Co-working spaces in Chinese shopping malls - what’s the secret to this ‘perfect match’?

20 March | Shanghai | Asia Pacific | JLL Retail
Co-working companies are scooping up empty space in China’s shopping malls, where retail landlords are seeking new ways to adjust to the boom in e-commerce.

In Shanghai, WeWork took space in the Xuebao Shopping Mall. MyDreamPlus’ leased space in the Fucheng International mall in Chengdu, while Guangzhou G.T. Land Plaza’s has used its own model for co-working office space.

“Shopping centers have been seeking ways to counter the impact of  e-commerce, which has hit traditional retailers and mall owners hard in recent years. Introducing co-working spaces offers a new dimension from the current focus on family-based and entertainment activities”, according to Eric Hirsch, Head of Markets, Beijing at JLL.

“The benefits for a shopping mall when you bring in co-working spaces is that, in addition to helping fill vacant space, they should create more business opportunities for their retail and F&B tenants during working days when foot traffic is traditionally lower.” Hirsch added.

For malls, it can also provide specific benefits. CapitaMall Wangjing ushered in a 1500 square meter UR Work co-working space, killing several birds with one stone: While differentiating its brand from other malls, the move also ushered in a raft of new shoppers.

Why is converted retail space a favorite?
A key issue for co-working in 2018 is how to offer increasingly innovative, fun, and rich communities to their demanding millennial workforces. Some co-working firms are finding moving into a shopping mall might be a good approach.

The “Easywork” space launched by Longfor in 2016 started with a 2,044 square meter space at their Beijing Changying Paradise Walk integrated development. Linked to an outdoor patio, it combines functions as a working space and showroom vehicle (for example for meetings, exhibitions and roadshows) for the tenant companies. By the end of its first half month in operation, it was running at 100% occupancy.

Another big factor for younger employees: Ease of transit.

“When finding a site for co-working, firstly you definitely have to look at how convenient the transit is, whether it’s in a business district, whether it’s close to a metro station,” Joe Zhou, JLL Head of Research for China, “Shopping malls normally locate in these transportation hubs.

A hard couple to match – both software and hardware need to fit

Experts warn that updating retail spaces for co-working habitation require more than a sticking-plaster solution.

“Owners need to get the rebuild right,” said Ellen Wei, Head of Retail Shanghai & China Landlord Representation Lead at JLL.

There are two elements to this: Hardware and software.

In ‘hardware’ terms, malls and offices have completely different requirements for daylight penetration and interior layout design and themes.
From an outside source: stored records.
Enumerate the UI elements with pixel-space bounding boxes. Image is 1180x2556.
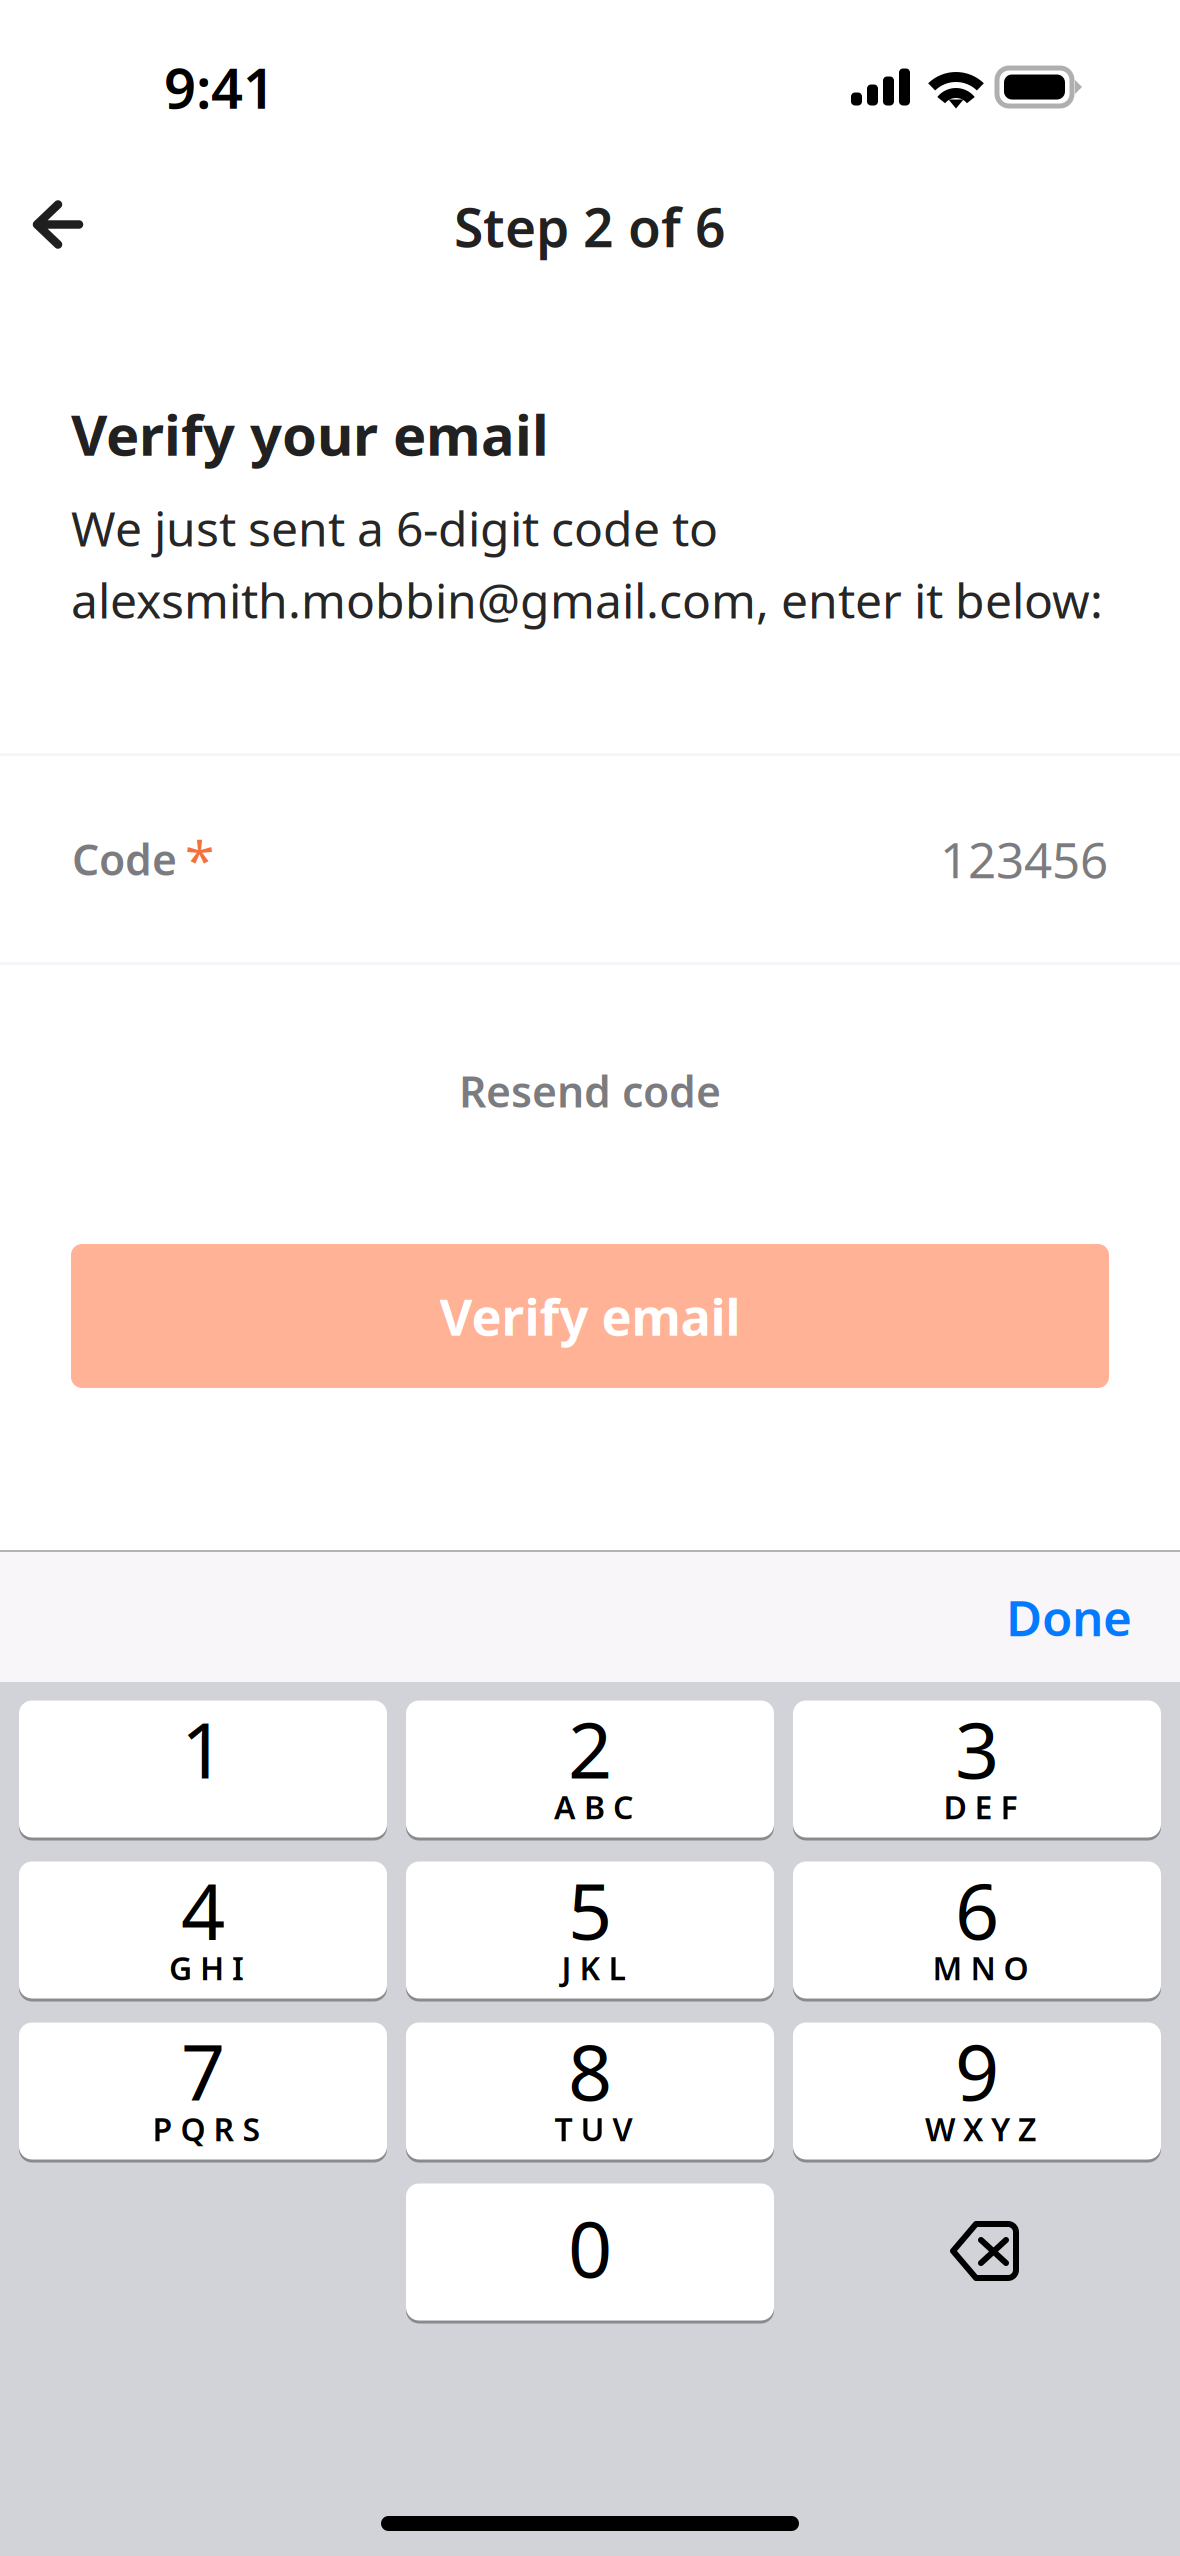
staticText: 9:41 bbox=[164, 50, 275, 124]
staticText: DEF bbox=[944, 1786, 1018, 1828]
staticText: We just sent a 6-digit code to bbox=[71, 496, 718, 560]
staticText: JKL bbox=[562, 1946, 626, 1989]
button[interactable]: 6 bbox=[793, 1860, 1161, 2000]
button[interactable]: 0 bbox=[406, 2182, 774, 2322]
staticText: Done bbox=[1006, 1584, 1132, 1650]
staticText: WXYZ bbox=[925, 2108, 1036, 2150]
staticText: Code bbox=[72, 831, 177, 887]
button[interactable]: 4 bbox=[19, 1860, 387, 2000]
staticText: alexsmith.mobbin@gmail.com, enter it bel… bbox=[71, 568, 1103, 632]
staticText: ABC bbox=[554, 1786, 633, 1828]
button[interactable]: Back bbox=[0, 164, 118, 272]
staticText: 0 bbox=[568, 2196, 612, 2299]
staticText: TUV bbox=[554, 2108, 632, 2150]
staticText: 5 bbox=[568, 1858, 612, 1961]
staticText: Resend code bbox=[459, 1063, 721, 1119]
staticText: 7 bbox=[181, 2019, 225, 2122]
staticText: MNO bbox=[932, 1946, 1028, 1989]
staticText: GHI bbox=[169, 1946, 244, 1989]
staticText: 2 bbox=[568, 1697, 612, 1800]
staticText: * bbox=[185, 824, 214, 894]
staticText: Verify email bbox=[440, 1282, 740, 1350]
staticText: 6 bbox=[955, 1858, 999, 1961]
staticText: 3 bbox=[955, 1697, 999, 1800]
button[interactable]: 8 bbox=[406, 2021, 774, 2161]
button[interactable]: 7 bbox=[19, 2021, 387, 2161]
staticText: 8 bbox=[568, 2019, 612, 2122]
button[interactable]: Done bbox=[0, 1552, 1180, 1682]
staticText: 9 bbox=[955, 2019, 999, 2122]
staticText: Step 2 of 6 bbox=[454, 191, 726, 262]
button[interactable]: Delete bbox=[793, 2182, 1161, 2322]
button[interactable]: 5 bbox=[406, 1860, 774, 2000]
button[interactable]: Verify email bbox=[71, 1244, 1109, 1388]
staticText: 1 bbox=[181, 1697, 225, 1800]
button[interactable]: 1 bbox=[19, 1699, 387, 1839]
staticText: Verify your email bbox=[71, 397, 549, 471]
staticText: PQRS bbox=[152, 2108, 260, 2150]
button[interactable]: 3 bbox=[793, 1699, 1161, 1839]
staticText: 4 bbox=[181, 1858, 225, 1961]
button[interactable]: Resend code bbox=[0, 1060, 1180, 1122]
button[interactable]: 2 bbox=[406, 1699, 774, 1839]
staticText: 123456 bbox=[940, 826, 1108, 892]
button[interactable]: 9 bbox=[793, 2021, 1161, 2161]
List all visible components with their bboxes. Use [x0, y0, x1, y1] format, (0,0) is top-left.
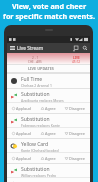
button[interactable]: Agree [40, 131, 57, 136]
staticText: Applaud [16, 156, 31, 161]
button[interactable]: Agree [40, 106, 57, 111]
staticText: Disagree [69, 106, 85, 111]
staticText: Applaud [16, 131, 31, 136]
staticText: Live Stream [17, 45, 44, 52]
button[interactable]: Search [80, 43, 90, 53]
button[interactable]: Substitution [7, 164, 90, 182]
button[interactable]: Disagree [64, 131, 86, 136]
staticText: Full Time [21, 76, 43, 83]
staticText: Agree [45, 131, 56, 136]
staticText: Kante (Chelsea) booked [21, 148, 59, 153]
button[interactable]: Substitution [7, 89, 90, 113]
button[interactable]: Open navigation menu [7, 43, 17, 53]
staticText: Substitution [21, 91, 50, 98]
staticText: Willian replaces Pedro [21, 173, 57, 178]
staticText: LIVE UPDATES [28, 66, 54, 71]
staticText: Substitution [21, 116, 50, 123]
staticText: LIVE [73, 56, 80, 60]
staticText: for specific match events. [0, 11, 98, 21]
button[interactable]: Full Time [7, 74, 90, 88]
button[interactable]: Disagree [64, 106, 86, 111]
staticText: View, vote and cheer [0, 1, 98, 11]
button[interactable]: Agree [40, 156, 57, 161]
button[interactable]: Applaud [11, 156, 32, 161]
staticText: Agree [45, 156, 56, 161]
staticText: CHE - ARS [28, 60, 42, 64]
staticText: Substitution [21, 166, 50, 173]
button[interactable]: Applaud [11, 131, 32, 136]
staticText: Applaud [16, 106, 31, 111]
staticText: Disagree [69, 131, 85, 136]
staticText: 45:12 [72, 60, 81, 64]
staticText: Agree [45, 106, 56, 111]
button[interactable]: Cast to device [70, 43, 80, 53]
staticText: Fabregas replaces Kante [21, 123, 60, 128]
staticText: Disagree [69, 156, 85, 161]
button[interactable]: Disagree [64, 156, 86, 161]
button[interactable]: Substitution [7, 114, 90, 138]
staticText: Azpilicueta replaces Moses [21, 98, 64, 103]
button[interactable]: LIVE UPDATES [7, 65, 90, 72]
staticText: Yellow Card [21, 141, 49, 148]
staticText: Chelsea 2 Arsenal 1 [21, 83, 52, 88]
staticText: 2 - 1 [32, 56, 39, 60]
button[interactable]: Applaud [11, 106, 32, 111]
button[interactable]: Yellow Card [7, 139, 90, 163]
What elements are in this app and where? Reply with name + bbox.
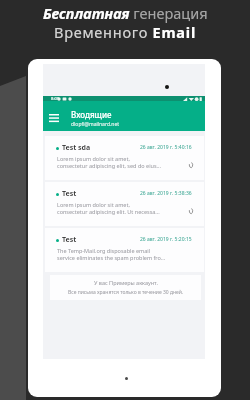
staticText: 26 авг. 2019 г. 5:20:15 [140,236,192,243]
staticText: The Temp-Mail.org disposable email [57,247,151,254]
staticText: 26 авг. 2019 г. 5:40:16 [140,144,192,151]
button[interactable]: Test [45,182,204,226]
button[interactable]: Test sda [45,136,204,180]
staticText: Входящие [71,109,112,120]
staticText: 8:05 [51,96,60,101]
staticText: consectetur adipiscing elit. Ut necessa.… [57,208,160,215]
button[interactable]: Test [45,228,204,272]
staticText: У вас Примеры аккаунт. [94,279,158,286]
staticText: consectetur adipiscing elit, sed do eius… [57,162,162,169]
staticText: Все письма хранятся только в течение 30 … [68,289,184,296]
staticText: Test sda [62,143,91,153]
staticText: Test [62,189,77,199]
staticText: 26 авг. 2019 г. 5:38:36 [140,190,192,197]
staticText: Test [62,235,77,245]
staticText: Бесплатная генерация [43,3,208,23]
button[interactable]: Open navigation menu [45,109,63,127]
staticText: dlopfi@mailnard.net [71,121,120,128]
staticText: service eliminates the spam problem fro.… [57,254,166,261]
staticText: Временного Email [54,22,196,42]
staticText: Lorem ipsum dolor sit amet, [57,201,130,208]
staticText: Lorem ipsum dolor sit amet, [57,155,130,162]
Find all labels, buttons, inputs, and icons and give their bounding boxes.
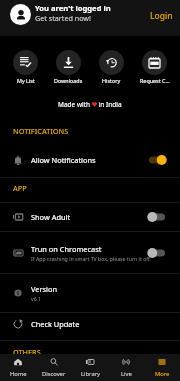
button[interactable]: Downloads — [47, 50, 90, 84]
staticText: Get started now! — [35, 13, 91, 23]
staticText: Show Adult — [31, 212, 71, 222]
staticText: Login — [150, 10, 173, 22]
staticText: Allow Notifications — [31, 155, 96, 165]
staticText: More — [155, 370, 170, 378]
button[interactable]: Allow Notifications — [0, 142, 180, 177]
button[interactable]: Library — [72, 354, 108, 381]
button[interactable]: Discover — [36, 354, 72, 381]
staticText: Check Update — [31, 319, 80, 329]
staticText: Version — [31, 284, 57, 294]
staticText: Trun on Chromecast — [31, 244, 102, 254]
button[interactable]: Check Update — [0, 313, 180, 335]
staticText: OTHERS — [13, 347, 41, 357]
staticText: Request C... — [140, 77, 170, 84]
button[interactable]: Live — [108, 354, 144, 381]
button[interactable]: Trun on Chromecast — [0, 232, 180, 273]
staticText: Made with — [58, 100, 92, 109]
staticText: NOTIFICATIONS — [13, 126, 69, 136]
staticText: If App crashing in smart TV box, please … — [31, 255, 149, 262]
staticText: Home — [10, 370, 27, 378]
staticText: Library — [81, 370, 100, 378]
button[interactable]: Toggle off — [149, 212, 165, 222]
button[interactable]: Toggle on — [149, 155, 165, 165]
button[interactable]: Home — [0, 354, 36, 381]
staticText: You aren't logged in — [35, 3, 111, 13]
staticText: APP — [13, 183, 27, 193]
button[interactable]: Version — [0, 274, 180, 312]
button[interactable]: Login — [147, 6, 176, 26]
staticText: v6.1 — [31, 295, 41, 302]
button[interactable]: More — [144, 354, 180, 381]
staticText: Discover — [42, 370, 66, 378]
button[interactable]: Show Adult — [0, 203, 180, 231]
staticText: in India — [97, 100, 122, 109]
button[interactable]: History — [90, 50, 133, 84]
staticText: Live — [121, 370, 132, 378]
button[interactable]: Toggle off — [149, 248, 165, 258]
button[interactable]: My List — [4, 50, 47, 84]
staticText: My List — [17, 77, 35, 84]
staticText: History — [102, 77, 121, 84]
button[interactable]: Request C... — [133, 50, 176, 84]
staticText: Downloads — [54, 77, 83, 84]
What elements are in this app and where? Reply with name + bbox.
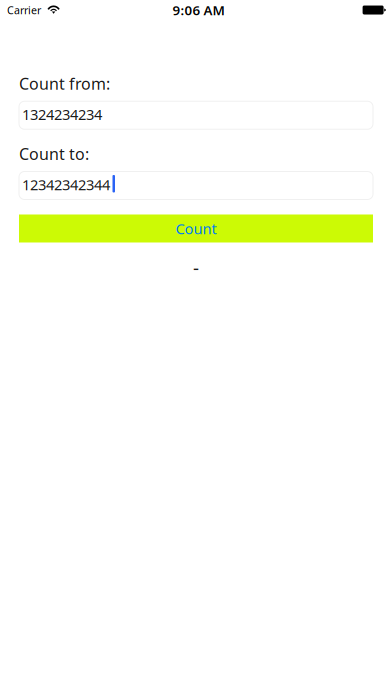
staticText: 9:06 AM [172, 1, 224, 19]
staticText: Count to: [19, 143, 89, 164]
staticText: Count from: [19, 73, 110, 94]
staticText: 1324234234 [22, 104, 102, 124]
staticText: 12342342344 [22, 175, 110, 194]
staticText: Count [176, 219, 216, 238]
button[interactable]: Count [19, 214, 373, 242]
staticText: - [193, 255, 199, 280]
button[interactable]: 12342342344 [19, 172, 373, 200]
staticText: Carrier [7, 3, 41, 17]
button[interactable]: 1324234234 [19, 101, 373, 129]
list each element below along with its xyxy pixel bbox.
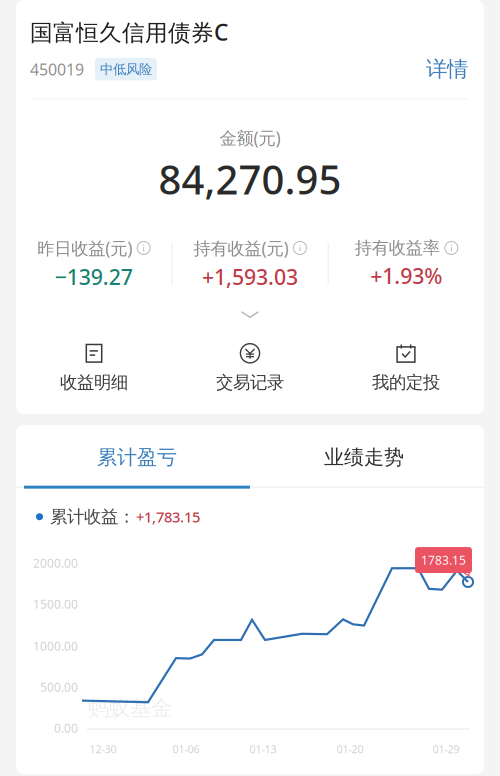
staticText: 01-20 — [336, 742, 364, 756]
button[interactable]: 累计盈亏 — [16, 425, 250, 486]
staticText: 1500.00 — [33, 596, 78, 612]
button[interactable]: 交易记录 — [172, 344, 328, 393]
staticText: 01-13 — [250, 742, 276, 756]
staticText: 1000.00 — [33, 638, 78, 654]
staticText: 交易记录 — [216, 372, 284, 393]
staticText: 01-29 — [432, 742, 460, 756]
staticText: 450019 — [30, 59, 84, 80]
button[interactable]: 业绩走势 — [250, 425, 484, 486]
staticText: +1,783.15 — [136, 507, 200, 526]
button[interactable]: 收益明细 — [16, 344, 172, 393]
staticText: 2000.00 — [33, 555, 78, 571]
staticText: 金额(元) — [220, 126, 280, 149]
staticText: 12-30 — [90, 742, 116, 756]
button[interactable]: 详情 — [415, 51, 479, 87]
staticText: 收益明细 — [60, 372, 128, 393]
staticText: 业绩走势 — [324, 445, 404, 470]
staticText: 累计收益： — [50, 506, 135, 527]
staticText: 国富恒久信用债券C — [30, 17, 228, 47]
staticText: +1.93% — [370, 262, 442, 290]
staticText: 昨日收益(元) — [37, 236, 132, 259]
staticText: 持有收益率 — [355, 237, 440, 259]
staticText: 500.00 — [40, 679, 78, 695]
staticText: 详情 — [426, 56, 468, 82]
staticText: 中低风险 — [100, 61, 152, 77]
staticText: 0.00 — [54, 720, 78, 736]
staticText: 蚂蚁基金 — [88, 695, 172, 721]
staticText: +1,593.03 — [202, 262, 298, 291]
staticText: −139.27 — [55, 262, 133, 291]
staticText: 84,270.95 — [158, 152, 342, 205]
staticText: 1783.15 — [421, 552, 466, 568]
staticText: 累计盈亏 — [97, 445, 177, 470]
staticText: 01-06 — [172, 742, 200, 756]
button[interactable]: 我的定投 — [328, 344, 484, 393]
staticText: 持有收益(元) — [194, 236, 288, 259]
staticText: 我的定投 — [372, 372, 440, 393]
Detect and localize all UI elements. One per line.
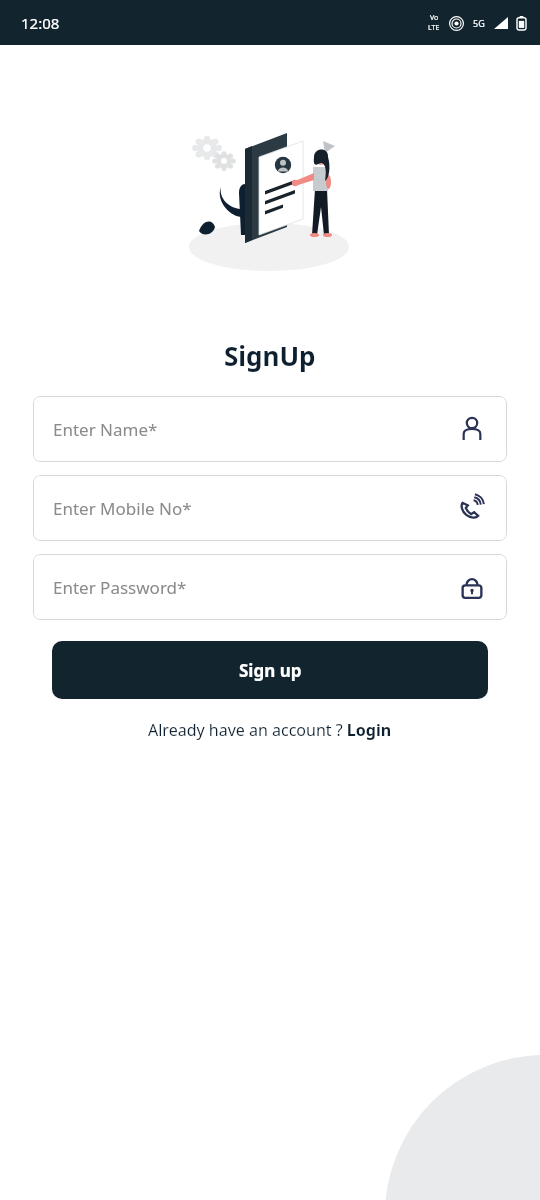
staticText: SignUp xyxy=(224,338,316,373)
staticText: Sign up xyxy=(239,659,302,682)
staticText: 5G xyxy=(473,17,485,29)
staticText: Already have an account ? Login xyxy=(148,719,392,741)
button[interactable]: Enter Mobile No* xyxy=(33,475,507,541)
button[interactable]: Already have an account ? Login xyxy=(140,715,400,745)
staticText: Enter Password* xyxy=(53,576,187,599)
staticText: Enter Mobile No* xyxy=(53,497,192,520)
staticText: Enter Name* xyxy=(53,418,158,441)
button[interactable]: Enter Password* xyxy=(33,554,507,620)
staticText: 12:08 xyxy=(21,13,60,33)
button[interactable]: Sign up xyxy=(52,641,488,699)
staticText: Vo xyxy=(430,13,439,23)
staticText: LTE xyxy=(428,23,440,33)
button[interactable]: Enter Name* xyxy=(33,396,507,462)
Co-working, for example, is best suited to small spaces, ideally 1000-2000 square meters.

The challenge for a rebuild is thus to wall off that kind of free-standing space and meet the daylight, layout and other standards for office space.

Office hours are also different to typical retail opening hours, so the challenge is to equip the co-working space with a dedicated entrance, elevator, power supply and HVAC. These are factors that decide whether a co-working rebuild is feasible.

In ‘software’ terms, an office space has to be sufficiently isolated from the mall operationally. Particular care is required during the rebuild to keep the co-working space isolated from elements such as the mall’s PA background music and interior smells.

“A perfect match between a mall and a co-working space needs the right conditions for re-engineering,” Ellen said.